Еще ничего не было сказано, а в мое сердце вонзилась игла.
‒ А почему ты сама не сможешь?
‒ У него наверняка очередь, месяца на два ‒ сколько приходится проводить операций!
‒ Это точно, я все-таки сторонник гуманной точки зрения, ‒ бурчал мой спонсор, ‒ лишних надо топить. Топить и топить. И тогда не будет проблем с ветеринарами.
‒ Ты хотел бы, чтобы Тимошу утопили?
Хозяин понял, что хватил через край, и отступил:
‒ Тимоша исключение, ‒ сказал он. ‒ Он как бы часть дома, он мне близок, как этот стул…
Сравнение было сомнительное. По крайней мере для меня оно прозвучало угрожающе. Старые стулья бросают в огонь.

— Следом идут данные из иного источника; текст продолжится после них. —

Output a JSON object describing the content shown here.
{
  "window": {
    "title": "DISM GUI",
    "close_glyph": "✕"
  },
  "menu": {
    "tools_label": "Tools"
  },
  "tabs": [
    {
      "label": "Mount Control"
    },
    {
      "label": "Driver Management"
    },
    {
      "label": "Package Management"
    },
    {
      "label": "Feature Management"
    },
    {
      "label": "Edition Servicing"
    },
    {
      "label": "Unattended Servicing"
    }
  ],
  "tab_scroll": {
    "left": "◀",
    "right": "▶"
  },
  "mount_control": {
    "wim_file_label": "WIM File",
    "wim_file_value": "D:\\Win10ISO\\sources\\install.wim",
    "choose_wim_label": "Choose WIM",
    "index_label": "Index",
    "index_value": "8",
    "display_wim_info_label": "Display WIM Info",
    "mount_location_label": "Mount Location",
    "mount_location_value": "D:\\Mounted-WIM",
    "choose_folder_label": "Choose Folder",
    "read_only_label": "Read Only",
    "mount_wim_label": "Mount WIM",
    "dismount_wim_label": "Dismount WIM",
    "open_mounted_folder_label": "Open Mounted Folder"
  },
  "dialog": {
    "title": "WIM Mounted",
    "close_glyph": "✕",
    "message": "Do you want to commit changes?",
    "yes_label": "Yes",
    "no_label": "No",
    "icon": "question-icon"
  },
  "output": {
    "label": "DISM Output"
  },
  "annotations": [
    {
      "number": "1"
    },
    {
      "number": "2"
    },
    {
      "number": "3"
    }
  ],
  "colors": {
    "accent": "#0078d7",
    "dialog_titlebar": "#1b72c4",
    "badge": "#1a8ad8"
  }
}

‒ Ладно, ‒ сказал спонсор, ‒ я сам позвоню и договорюсь. А ты напиши официальное примирительное письмо соседям. Я его отнесу. Нам с ними жить, а он ‒ второй адъютант гарнизона.
Мне было грустно, что мои хозяева ‒ не самые сильные на свете. Мне хотелось бы, чтобы они были всесильны и не боялись каких-то паршивых жабенышей… Потом я стал уговаривать себя, что ветеринар так занят, что не сможет сделать операцию еще целый год… а к тому времени мы что-нибудь придумаем и, может, даже убежим вместе с Инной, или мои спонсоры сжалятся над моими чувствами и купят Инну у наших соседей. Мы с ней будем жить здесь и спать на моей подстилке, а нам купят с ней одинаковые трехцветные ошейники… С такими счастливыми мыслями я заснул.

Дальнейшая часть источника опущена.